Are you right about the ALT-RIGHT?
When the alt-right is mentioned in mainstream media, most of you link the word with white supremacy, Nazism, anti-Semitism and other deplorable groups. You are not right, but you are not wrong either. The alt-right is a group of deplorables, but traditional extreme right-wing groups hate them just as much as you do.
There are extremist members in every political organization; this article won't deny the fact that some alt right members have opinions that fit into the description of extreme right-wing tendencies, but that is not the norm or standard. Some of the political commentators that news organizations label as alt right, like Sargon of Akkad or Milo Yiannopoulos, have more in common with the fathers of the classical liberal ideology than members of BLM and most of the Western left. The core of the alt-right is neither a political ideology nor political party; it is a digital tribe, a counterculture born as the nemesis of the progressive consensus of the postmodern society.
The current Western political culture is defined by the social democratic consensus, based upon the cultural revolution of the 1960´s and the New Left pushed by the baby boom generation. They were born in a world dominated by the Cold War rhetoric, decolonization, economic growth, technological progress and rising living standards. They rebelled against their parents’ society, basing themselves in neo-Marxists intellectuals like Marcuse and Foucault, who pushed for a liberation from tradition, authority and the conservative capitalist culture. It was the seed that would bring up pacifism, anti-colonialism, drug abuse, third wave feminism, the end of moral authority of the church, political correctness and sexual liberation. Through the rest of the century, these ideologies would slowly become mainstream.

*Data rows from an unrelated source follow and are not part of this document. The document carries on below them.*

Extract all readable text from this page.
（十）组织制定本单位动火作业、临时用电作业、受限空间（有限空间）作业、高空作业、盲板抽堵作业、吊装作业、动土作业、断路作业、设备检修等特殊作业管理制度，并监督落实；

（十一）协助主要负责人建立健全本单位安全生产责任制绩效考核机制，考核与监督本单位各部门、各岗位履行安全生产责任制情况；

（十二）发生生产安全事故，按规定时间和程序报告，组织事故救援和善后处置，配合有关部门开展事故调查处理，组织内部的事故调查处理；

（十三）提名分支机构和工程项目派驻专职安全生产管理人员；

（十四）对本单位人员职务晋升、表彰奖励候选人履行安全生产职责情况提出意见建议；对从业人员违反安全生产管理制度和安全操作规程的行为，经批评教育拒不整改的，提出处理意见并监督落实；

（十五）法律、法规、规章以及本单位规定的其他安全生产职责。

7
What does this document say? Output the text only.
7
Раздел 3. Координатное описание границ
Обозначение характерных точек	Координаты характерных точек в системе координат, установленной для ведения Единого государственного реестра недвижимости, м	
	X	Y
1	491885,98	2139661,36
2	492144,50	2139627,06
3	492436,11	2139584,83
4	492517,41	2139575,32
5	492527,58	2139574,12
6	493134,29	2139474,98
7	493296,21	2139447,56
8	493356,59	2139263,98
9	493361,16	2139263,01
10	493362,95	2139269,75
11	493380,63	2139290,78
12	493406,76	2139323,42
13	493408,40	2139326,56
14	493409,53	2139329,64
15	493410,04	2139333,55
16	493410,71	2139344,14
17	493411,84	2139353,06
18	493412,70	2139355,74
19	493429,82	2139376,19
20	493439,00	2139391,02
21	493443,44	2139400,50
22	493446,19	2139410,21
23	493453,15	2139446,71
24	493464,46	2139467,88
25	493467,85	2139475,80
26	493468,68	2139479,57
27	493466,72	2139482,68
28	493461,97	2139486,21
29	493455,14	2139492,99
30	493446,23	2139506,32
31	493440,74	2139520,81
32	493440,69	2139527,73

The coming of the XXI century meant the beginning of the end of the political influence of the baby boom generation. After 50 years of baby boomers’ control, the Western world´s power is only a shadow of its former self. The Y generation, our generation, will be the first one to enjoy worse living standards than those of their parents for the first time since the beginning of the industrial revolution. Western economic power is in decline, purchasing power of the middle-class consumer is stagnated and Islamic terrorist attacks have become part of our daily lives. This is the context of the foundation of the Alt-right.
Besides, the internet offered the Y generation a platform where information was transmitted freely, and the traditional media along with the political consensus could be criticized. Certain social media, like YouTube or 4chan, hosted political debates without the control of political correctness, and ideas previously forgotten experienced a resurgence. The same way urbanization brought the appearance of urban subcultures, digitalization caused the appearance of digital subcultures, among which stands the alt right.
It was the combination of these factors: the downfall of the West, the cultural monopoly of socially progressive thinking and the freedom of thought offered by the internet, which created the alt right. The baby boomer hippies had an enemy on tradition, an ideological reference on Neo-Marxist thinking and cultural expression through music in festivals. The Y generation´s Alt-right has an enemy on political correctness, an ideological reference in revolutionary conservatives like Schmidt, Spengler or Ebola and cultural expression through memes and social media. Thus, the alt right is neither a neo-Nazi group nor a white supremacist community, but the antithesis of the cultural revolution of the 60s; a deplorable youngster´s rebellion against progressive thinking and political correctness. They are the anti-hippies of 21st century.